Rejimin dış politikası: Bir dost, bir düşman!

HABER ANALİZ | İLKER DOĞAN 

AKP rejimi dış politika alanındaki ‘U’ dönüşlerine bir yenisini daha eklemeye hazırlanıyor. Rejim, daha düne kadar ‘katil, darbeci’ olarak adlandırdığı Mısır Cumhurbaşkanı Aldülfettah El Sisi’yle ilişkileri ‘normalleştirmek’ için çalmadık kapı bırakmıyor. AKP yandaşı medyaya bakarsanız, Mısır ve Türkiye arasındaki yeni bir dönemin başlayacağına dair çok sayıda yazı görürsünüz.

Yandaş kalemlere göre gelişmeler Mısır’la yeni bir sayfanın açılacağı izlenimi veriyor. “Türkiye ‘kazan kazan’ formülüyle hareket ediyor.” diyorlar. Bu arada rejimin, bir süredir İsrail’le de arka kapı diplomasisi yürüttüğü yazılıp çiziliyor.

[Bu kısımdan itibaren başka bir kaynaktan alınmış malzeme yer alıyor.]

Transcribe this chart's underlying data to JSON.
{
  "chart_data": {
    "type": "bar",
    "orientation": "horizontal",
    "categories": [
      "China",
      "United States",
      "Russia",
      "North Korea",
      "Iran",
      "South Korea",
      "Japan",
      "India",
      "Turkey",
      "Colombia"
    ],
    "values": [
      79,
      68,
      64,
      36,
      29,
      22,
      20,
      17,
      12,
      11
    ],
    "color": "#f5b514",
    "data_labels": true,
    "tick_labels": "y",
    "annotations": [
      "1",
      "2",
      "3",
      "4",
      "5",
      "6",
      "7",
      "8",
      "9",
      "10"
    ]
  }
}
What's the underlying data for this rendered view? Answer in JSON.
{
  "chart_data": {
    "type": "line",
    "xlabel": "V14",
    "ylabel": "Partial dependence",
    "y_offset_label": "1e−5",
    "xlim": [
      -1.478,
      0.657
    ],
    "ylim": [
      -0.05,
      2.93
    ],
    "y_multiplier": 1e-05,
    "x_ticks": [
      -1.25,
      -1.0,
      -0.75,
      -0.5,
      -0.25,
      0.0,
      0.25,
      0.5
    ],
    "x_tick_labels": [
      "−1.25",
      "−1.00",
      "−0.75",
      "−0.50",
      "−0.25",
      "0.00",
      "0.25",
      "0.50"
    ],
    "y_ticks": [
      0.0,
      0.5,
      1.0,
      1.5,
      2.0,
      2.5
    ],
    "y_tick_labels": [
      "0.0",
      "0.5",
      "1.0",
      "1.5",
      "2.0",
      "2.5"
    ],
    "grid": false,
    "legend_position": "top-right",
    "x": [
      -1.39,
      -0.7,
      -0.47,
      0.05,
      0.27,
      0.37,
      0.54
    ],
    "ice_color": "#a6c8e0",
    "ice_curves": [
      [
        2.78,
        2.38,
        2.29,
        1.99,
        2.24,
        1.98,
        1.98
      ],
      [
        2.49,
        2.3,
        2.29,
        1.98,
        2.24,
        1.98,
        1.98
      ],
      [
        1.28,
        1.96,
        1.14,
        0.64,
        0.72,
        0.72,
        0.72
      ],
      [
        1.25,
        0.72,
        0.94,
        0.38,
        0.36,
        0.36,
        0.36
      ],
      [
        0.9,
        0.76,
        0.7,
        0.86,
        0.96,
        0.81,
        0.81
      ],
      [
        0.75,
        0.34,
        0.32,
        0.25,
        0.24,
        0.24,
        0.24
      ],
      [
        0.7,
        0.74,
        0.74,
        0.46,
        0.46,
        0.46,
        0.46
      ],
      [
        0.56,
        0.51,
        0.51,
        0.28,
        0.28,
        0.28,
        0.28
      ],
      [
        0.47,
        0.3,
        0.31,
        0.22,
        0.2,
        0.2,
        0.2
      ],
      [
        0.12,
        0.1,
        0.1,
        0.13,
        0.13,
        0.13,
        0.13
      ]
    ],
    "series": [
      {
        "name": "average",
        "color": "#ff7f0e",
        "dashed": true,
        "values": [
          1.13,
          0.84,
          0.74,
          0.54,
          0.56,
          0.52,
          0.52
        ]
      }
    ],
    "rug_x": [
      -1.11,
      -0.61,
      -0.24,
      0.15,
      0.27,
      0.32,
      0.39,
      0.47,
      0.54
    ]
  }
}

Dışişleri Bakanı Mevlüt Çavuşoğlu, 12 Mart’ta, “Mısır’la diplomatik düzeyde temaslarımız başladı.” açıklaması yaptı.

Ardından AKP’li Cumhurbaşkanı Recep Tayyip Erdoğan, “Arkadaşlar bizim Mısırla istihbari, diplomatik ve ekonomik olarak zaten işbirliği sürecimiz devam ediyor. Burada herhangi bir sıkıntı söz konusu değil. Tabi gönlümüz ister ki, Mısır’la olan süreci çok daha güçlü bir şekilde devam ettirelim.” dedi.

Önceki gün Mısırlı bir istihbarat yetkilisi, Türk istihbaratından Kahire’de toplantı yapılması yönünde talep aldıklarını ve bunu memnuniyetle karşıladıklarını söyledi. Gelişmeler, çok yakında Mısır ve İsrail politikalarında 180 derecelik bir dönüş olacağını gösteriyor.

SİSİ’YE: KATİLSİN SEN!

Halbuki 17 Haziran 2019’da Sisi’yi hedef alan Erdoğan, aynen şöyle demişti: “Bana da çok teklifler geldi ve bu tekliflerin hiçbirini de asla kabul etmedim. ‘Onun oturduğu masada asla oturmam.’ dedim, ‘Onunla görüşme asla yapmam.’ dedim.”

10 Ekim 2019’daki konuşmasında ise “Hele Mısır sen hiç konuşamazsın. Yüzde 52 ile seçilmiş Mursi’yi nasıl indirirsin? Demokrasi katilisin.” ifadelerini kullanmıştı.

ŞAM’DA CUMA NAMAZI YALAN OLDU!

Nereden nereye! Mısır, AKP’nin dış politikadaki ilk ‘U’ dönüşü değil. Rejim daha önce de defalarca çark etti. En güzel örneklerden biri Suriye… ‘Kardeşim’ dediği Esad’i bir anda ‘katil’ ilan etti. 5 Eylül 2012’deki konuşmasında Erdoğan, “İnşallah biz en kısa zamanda Şam’a gidecek, Emevi Camisi’nde namazımızı da kılacağız,” ifadelerini kullandı. Söz konusu ifadelerin üzerinden 8,5 yıl geçti. AKP rejiminin yıkılması için ‘muhaliflere silah temini’ dahil her şeyi yaptığı Esad, dimdik ayakta duruyor.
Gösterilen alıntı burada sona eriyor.